Conditions Stelara Treats
The FDA has approved Stelara for several autoimmune conditions:
- Moderate to severe plaque psoriasis in adults and children aged 6 and older who are candidates for systemic therapy or phototherapy
- Active psoriatic arthritis in adults and children aged 6 and older
- Moderately to severely active Crohn’s disease in adults
- Moderately to severely active ulcerative colitis in adults
For Crohn’s disease specifically, Stelara is indicated for patients who haven’t responded to or couldn’t tolerate other treatments, including corticosteroids. In other words, it’s often prescribed precisely because steroids weren’t a good long-term solution.
Side Effects Compared to Steroids
Stelara’s side effect profile looks nothing like a steroid’s. It does not cause the weight gain, moon face, bone thinning, or blood sugar spikes that make long-term steroid use problematic. The most common side effects are relatively mild: upper respiratory symptoms like nasal congestion and sore throat, headache, fatigue, and occasional urinary tract symptoms.
The more serious concern with Stelara is infection risk, since it does suppress part of the immune system. In a long-term safety study of 878 Crohn’s disease patients followed for an average of about three years, serious infections occurred in 1.8% of patients. The most common were gastrointestinal infections (0.8%) and lung infections (0.3%). Only one patient developed an opportunistic bacterial infection, and no cases of tuberculosis were reported. Malignancies were rare, occurring in 0.8% of patients over the study period.
These numbers are considerably lower than the complication rates seen with prolonged steroid use, which is one reason biologics like Stelara have become preferred for long-term management of autoimmune conditions.
How Stelara Is Taken
Unlike steroids, which are typically taken as daily pills, Stelara is given by injection. For skin conditions like psoriasis, it’s administered as a subcutaneous injection (under the skin) that many patients learn to give themselves at home. For Crohn’s disease and ulcerative colitis, the first dose is given intravenously in a clinic, followed by subcutaneous injections for ongoing maintenance.
The dosing schedule is also far less frequent than daily steroid pills.

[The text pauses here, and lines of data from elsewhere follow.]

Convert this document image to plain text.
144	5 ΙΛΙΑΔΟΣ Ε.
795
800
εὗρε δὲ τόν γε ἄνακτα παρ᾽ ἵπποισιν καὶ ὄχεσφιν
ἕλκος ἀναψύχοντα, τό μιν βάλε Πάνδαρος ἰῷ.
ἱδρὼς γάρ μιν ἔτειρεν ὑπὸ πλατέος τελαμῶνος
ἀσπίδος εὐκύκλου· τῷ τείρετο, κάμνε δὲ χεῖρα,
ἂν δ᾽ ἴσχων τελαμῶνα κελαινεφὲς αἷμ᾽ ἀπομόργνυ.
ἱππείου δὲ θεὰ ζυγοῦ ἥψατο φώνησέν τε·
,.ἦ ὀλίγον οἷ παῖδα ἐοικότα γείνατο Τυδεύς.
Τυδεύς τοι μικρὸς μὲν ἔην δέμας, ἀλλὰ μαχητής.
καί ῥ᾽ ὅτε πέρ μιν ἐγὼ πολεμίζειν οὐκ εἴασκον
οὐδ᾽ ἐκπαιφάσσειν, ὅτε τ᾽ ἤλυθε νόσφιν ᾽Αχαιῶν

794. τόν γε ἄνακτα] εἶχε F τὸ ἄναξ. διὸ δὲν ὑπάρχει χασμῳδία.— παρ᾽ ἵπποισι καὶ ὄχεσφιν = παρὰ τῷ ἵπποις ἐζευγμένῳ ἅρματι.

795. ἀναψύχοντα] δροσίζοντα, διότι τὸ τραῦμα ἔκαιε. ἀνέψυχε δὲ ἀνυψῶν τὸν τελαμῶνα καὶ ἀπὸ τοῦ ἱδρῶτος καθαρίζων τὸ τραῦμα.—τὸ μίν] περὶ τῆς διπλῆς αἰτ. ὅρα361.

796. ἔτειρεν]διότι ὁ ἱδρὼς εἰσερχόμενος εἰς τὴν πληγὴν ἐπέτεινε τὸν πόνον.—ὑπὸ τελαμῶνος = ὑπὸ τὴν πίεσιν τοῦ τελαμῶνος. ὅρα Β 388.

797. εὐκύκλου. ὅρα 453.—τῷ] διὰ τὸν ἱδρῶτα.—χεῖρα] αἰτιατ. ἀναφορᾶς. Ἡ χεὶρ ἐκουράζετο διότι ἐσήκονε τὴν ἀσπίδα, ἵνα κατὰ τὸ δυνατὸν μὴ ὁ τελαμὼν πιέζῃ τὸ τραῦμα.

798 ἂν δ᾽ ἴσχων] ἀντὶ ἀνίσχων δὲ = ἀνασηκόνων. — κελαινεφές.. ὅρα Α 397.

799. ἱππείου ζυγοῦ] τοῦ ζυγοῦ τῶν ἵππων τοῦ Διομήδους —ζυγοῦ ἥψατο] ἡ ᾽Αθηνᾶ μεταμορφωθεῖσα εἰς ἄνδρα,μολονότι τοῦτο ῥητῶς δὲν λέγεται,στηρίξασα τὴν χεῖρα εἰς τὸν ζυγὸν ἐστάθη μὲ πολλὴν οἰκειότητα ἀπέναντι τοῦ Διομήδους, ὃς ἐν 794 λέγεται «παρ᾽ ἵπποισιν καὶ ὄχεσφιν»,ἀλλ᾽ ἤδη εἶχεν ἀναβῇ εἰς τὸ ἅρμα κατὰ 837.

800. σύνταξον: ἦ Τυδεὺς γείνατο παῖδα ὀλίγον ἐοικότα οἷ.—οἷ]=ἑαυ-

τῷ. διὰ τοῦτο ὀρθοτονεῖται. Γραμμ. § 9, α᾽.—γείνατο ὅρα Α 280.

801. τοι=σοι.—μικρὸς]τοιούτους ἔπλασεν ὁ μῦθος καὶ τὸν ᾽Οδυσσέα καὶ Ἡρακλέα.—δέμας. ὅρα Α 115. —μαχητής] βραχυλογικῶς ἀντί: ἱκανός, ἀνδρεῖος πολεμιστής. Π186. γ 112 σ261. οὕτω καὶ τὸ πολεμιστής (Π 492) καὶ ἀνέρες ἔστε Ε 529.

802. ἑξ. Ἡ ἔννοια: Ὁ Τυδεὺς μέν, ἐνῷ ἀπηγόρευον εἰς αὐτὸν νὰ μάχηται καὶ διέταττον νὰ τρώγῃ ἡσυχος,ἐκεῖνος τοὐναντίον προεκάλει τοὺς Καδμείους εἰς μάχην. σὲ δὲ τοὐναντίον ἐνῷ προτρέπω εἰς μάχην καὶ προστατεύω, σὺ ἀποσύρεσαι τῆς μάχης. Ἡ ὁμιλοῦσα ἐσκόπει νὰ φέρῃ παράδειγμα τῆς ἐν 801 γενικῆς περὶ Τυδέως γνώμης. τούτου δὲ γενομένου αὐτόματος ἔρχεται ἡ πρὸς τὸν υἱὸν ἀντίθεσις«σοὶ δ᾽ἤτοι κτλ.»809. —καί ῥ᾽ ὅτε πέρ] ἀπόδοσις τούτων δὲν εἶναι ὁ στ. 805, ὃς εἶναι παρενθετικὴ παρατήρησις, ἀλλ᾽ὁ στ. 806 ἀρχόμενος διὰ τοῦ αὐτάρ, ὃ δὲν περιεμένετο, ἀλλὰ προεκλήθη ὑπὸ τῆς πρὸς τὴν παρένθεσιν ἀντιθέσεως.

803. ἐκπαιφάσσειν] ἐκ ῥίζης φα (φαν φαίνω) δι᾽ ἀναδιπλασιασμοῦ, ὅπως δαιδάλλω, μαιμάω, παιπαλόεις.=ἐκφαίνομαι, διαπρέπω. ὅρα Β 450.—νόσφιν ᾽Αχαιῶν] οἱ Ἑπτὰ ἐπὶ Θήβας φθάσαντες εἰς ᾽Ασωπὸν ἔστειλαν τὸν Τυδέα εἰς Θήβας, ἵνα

After the initial doses, maintenance injections are typically given every 8 to 12 weeks. This infrequent dosing is one of the practical advantages patients notice compared to other treatments.
Transitioning from Steroids to Stelara
If you’re currently on steroids and your doctor is starting you on Stelara, you won’t stop steroids abruptly. Steroids need to be tapered gradually because your body’s natural cortisol production slows down during steroid use, and stopping suddenly can cause withdrawal symptoms. Your doctor will typically reduce your steroid dose in steps over weeks while Stelara builds up in your system.
The goal of this transition is steroid-free remission, meaning your condition stays controlled without needing steroids at all. This is considered a key treatment milestone in inflammatory bowel disease because it means you’re avoiding the long-term damage steroids can cause while still keeping inflammation in check. Stelara, as a biologic, is designed to maintain that remission over months and years in a way steroids simply cannot do safely.
Biosimilar Availability
As of mid-2025, the FDA has approved a biosimilar version of Stelara called Starjemza. Biosimilars are essentially the biologic equivalent of generic drugs: they contain a highly similar version of the same active protein and undergo rigorous testing to confirm they work the same way. This may offer a lower-cost option for patients who need ustekinumab therapy long term.